Maseru — The Executive Secretary of the Southern African Development Community (SADC), Tomas Salomao, told reporters in Maseru on Saturday that the SADC defence and security troika will make another effort to reconcile the positions of the contending political parties in Lesotho.
A summit of the troika is scheduled to take place in Maseru on Sunday and Monday, under the chairmanship of Mozambican President Armando Guebuza.
A slow-burning political crisis has been under way in Lesotho ever since the parliamentary elections of February 2007.
"Life in Lesotho goes on, but there is no doubt that it would be much better if the political climate were one of better understanding", said Salomao. "The current scenario opens space for opportunists to take advantage, which could lead to more complicated situations, such as attempted coups d'etat".
The summit is intended to relaunch dialogue in Lesotho between the ruling and opposition parties. The opposition never fully accepted the 2007 election results, and matters took a turn for the worse in April 2009 when Lesotho Prime Minister Pakalitha Mosisili survived an attempted coup.
Salomao admitted that the positions of the rival parties appeared to have hardened since the days of the initial mediation, undertaken by the former President of Botswana, Quett Masire, who eventually dropped the thankless task.
Currently, it is the Christian Council of Lesotho that is facilitating the dialogue, and it is likely that the Council will coordinate with the SADC Troika in attempts to find a lasting solution.
The elections held on 17 February 2007 were controversial, first because they were held earlier than necessary. The elections could have been held in April or May, but when the ruling Lesotho Congress for Democracy (LCD) suffered a damaging split in October 2006, Mosisili persuaded the constitutional monarch, King Letsie III, to dissolve parliament, paving the way for early elections.
Mosisili's problem was that the breakaway All Basotho Convention (ABC) took 17 of the LCD's parliamentarians - leaving the LCD with smallest possible parliamentary majority, just 61 of the 120 seats.
The opposition complained that the election had been sprung on them at short notice, but what really precipitated the current crisis was the attempt by both main parties to play the Lesotho electoral system to their own advantage.
Lesotho uses a mixed system. 80 of the seats are allocated in single member constituencies, where the winner takes all, under the undemocratic first-past-the-post system inherited from British colonialism. But the other 40 seats are elected by proportional representation on a party list system - which is supposed to provide "compensatory seats" to correct the imbalances of first-past-the-post.
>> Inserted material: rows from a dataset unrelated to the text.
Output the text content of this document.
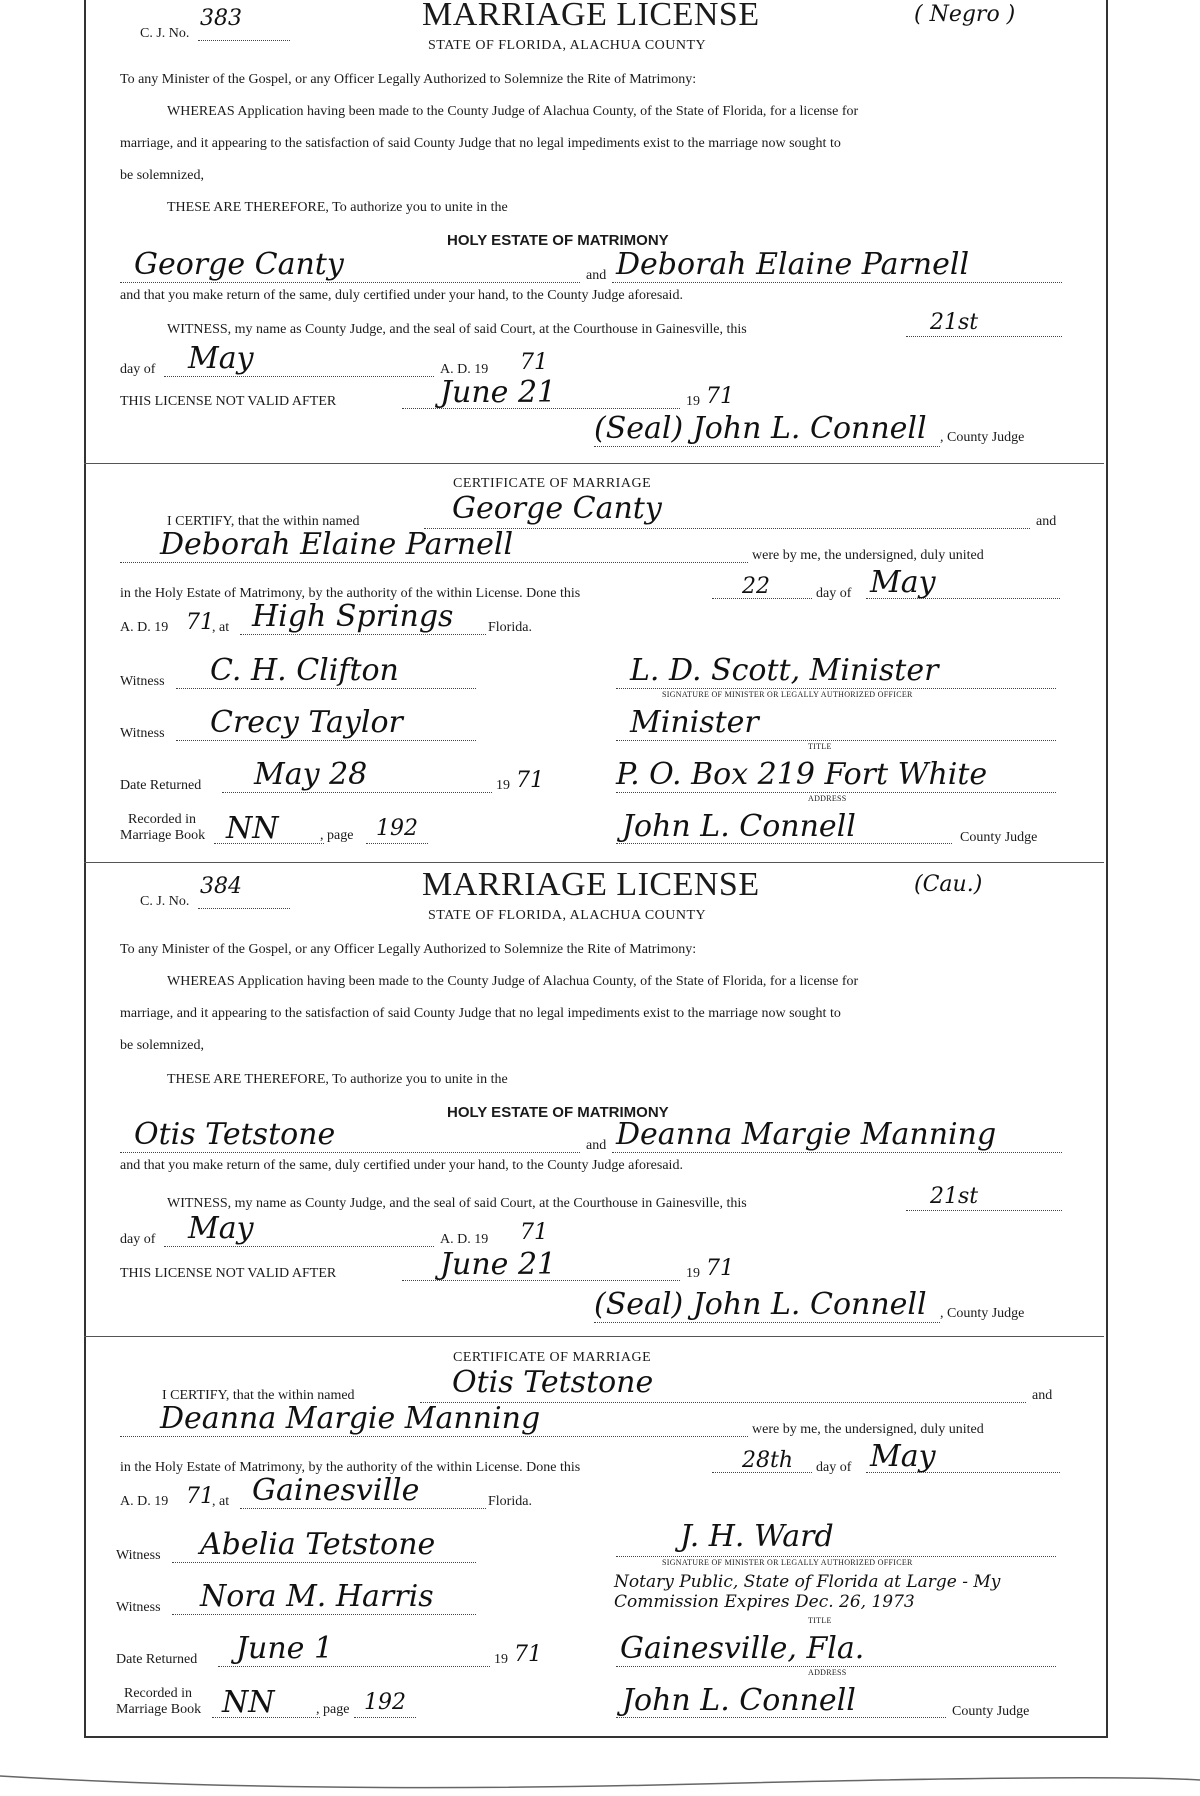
C. J. No.
383	MARRIAGE LICENSE
STATE OF FLORIDA, ALACHUA COUNTY
( Negro )
To any Minister of the Gospel, or any Officer Legally Authorized to Solemnize the Rite of Matrimony:
WHEREAS Application having been made to the County Judge of Alachua County, of the State of Florida, for a license for
marriage, and it appearing to the satisfaction of said County Judge that no legal impediments exist to the marriage now sought to
be solemnized,
THESE ARE THEREFORE, To authorize you to unite in the
HOLY ESTATE OF MATRIMONY
George Canty	and Deborah Elaine Parnell
and that you make return of the same, duly certified under your hand, to the County Judge aforesaid.
WITNESS, my name as County Judge, and the seal of said Court, at the Courthouse in Gainesville, this	21st
day of May	A. D. 19 71
THIS LICENSE NOT VALID AFTER	June 21	19 71
(Seal) John L. Connell , County Judge
CERTIFICATE OF MARRIAGE
I CERTIFY, that the within named	George Canty	and
Deborah Elaine Parnell	were by me, the undersigned, duly united
in the Holy Estate of Matrimony, by the authority of the within License. Done this	22	day of May
A. D. 19 71
, at High Springs Florida.
Witness C. H. Clifton	L. D. Scott, Minister
SIGNATURE OF MINISTER OR LEGALLY AUTHORIZED OFFICER
Witness Crecy Taylor	Minister
TITLE
Date Returned May 28	19 71 P. O. Box 219 Fort White
ADDRESS
Recorded in
Marriage Book NN	, page 192	John L. Connell	County Judge
C. J. No.
384	MARRIAGE LICENSE
STATE OF FLORIDA, ALACHUA COUNTY
(Cau.)
To any Minister of the Gospel, or any Officer Legally Authorized to Solemnize the Rite of Matrimony:
WHEREAS Application having been made to the County Judge of Alachua County, of the State of Florida, for a license for
marriage, and it appearing to the satisfaction of said County Judge that no legal impediments exist to the marriage now sought to
be solemnized,
THESE ARE THEREFORE, To authorize you to unite in the
HOLY ESTATE OF MATRIMONY
Otis Tetstone	and Deanna Margie Manning
and that you make return of the same, duly certified under your hand, to the County Judge aforesaid.
WITNESS, my name as County Judge, and the seal of said Court, at the Courthouse in Gainesville, this	21st
day of May	A. D. 19 71
THIS LICENSE NOT VALID AFTER	June 21	19 71
(Seal) John L. Connell , County Judge
CERTIFICATE OF MARRIAGE
I CERTIFY, that the within named	Otis Tetstone	and
Deanna Margie Manning	were by me, the undersigned, duly united
in the Holy Estate of Matrimony, by the authority of the within License. Done this	28th day of May
A. D. 19 71
, at Gainesville	Florida.
Witness Abelia Tetstone	J. H. Ward
SIGNATURE OF MINISTER OR LEGALLY AUTHORIZED OFFICER
Witness Nora M. Harris	Notary Public, State of Florida at Large - My Commission Expires Dec. 26, 1973
TITLE
Date Returned June 1	19 71	Gainesville, Fla.
ADDRESS
Recorded in
Marriage Book NN	, page 192	John L. Connell	County Judge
The system was subverted by both the LCD and the ABC who only stood for the 80 constituency seats. They struck deals with minor parties - the National Independent Party (NIP) for the LCD and the Lesotho Workers Party (LWP) for the ABC - under which they would deliver the vote for the small parties in the seats allocated by Proportional Representation, in exchange for some places on the lists being given to members of the larger parties.
Naturally, neither the LCD or the ABC won any of the PR seats, while the vote for the NIP and the LWP soared when compared with previous polls.
The LCD took 62 of the constituency seats, and the NIP 17 of the PR seats, giving the LCD/NIP alliance an easy majority of 79 of the 120 seats. The manoeuvre backfired for the ABC which won 17 of the constituency seats while the LWP won only ten of the PR seats.
This led to claims that the PR seats were being distributed incorrectly: in fact, it is a matter of simple mathematics, and there is no doubt that the allocation is substantially correct. The opposition then called for the LCD and NIP to be treated as one party, and the ABC and LWP as another. This would rewrite the rules of the game after it has been played, and was a transparent manoeuvre to deprive the LCD/NIP alliance of about 20 seats.
There have been complaints that the electoral system is "too complicated" - and even Tomas Salomao seemed to go along with this, suggesting that Lesotho should find a simpler electoral model, even if that required changing he electoral legislation or the Constitution.
"Crises of this sort should not happen again", said Salomao. "The law should not create spaces for doubtful interpretations".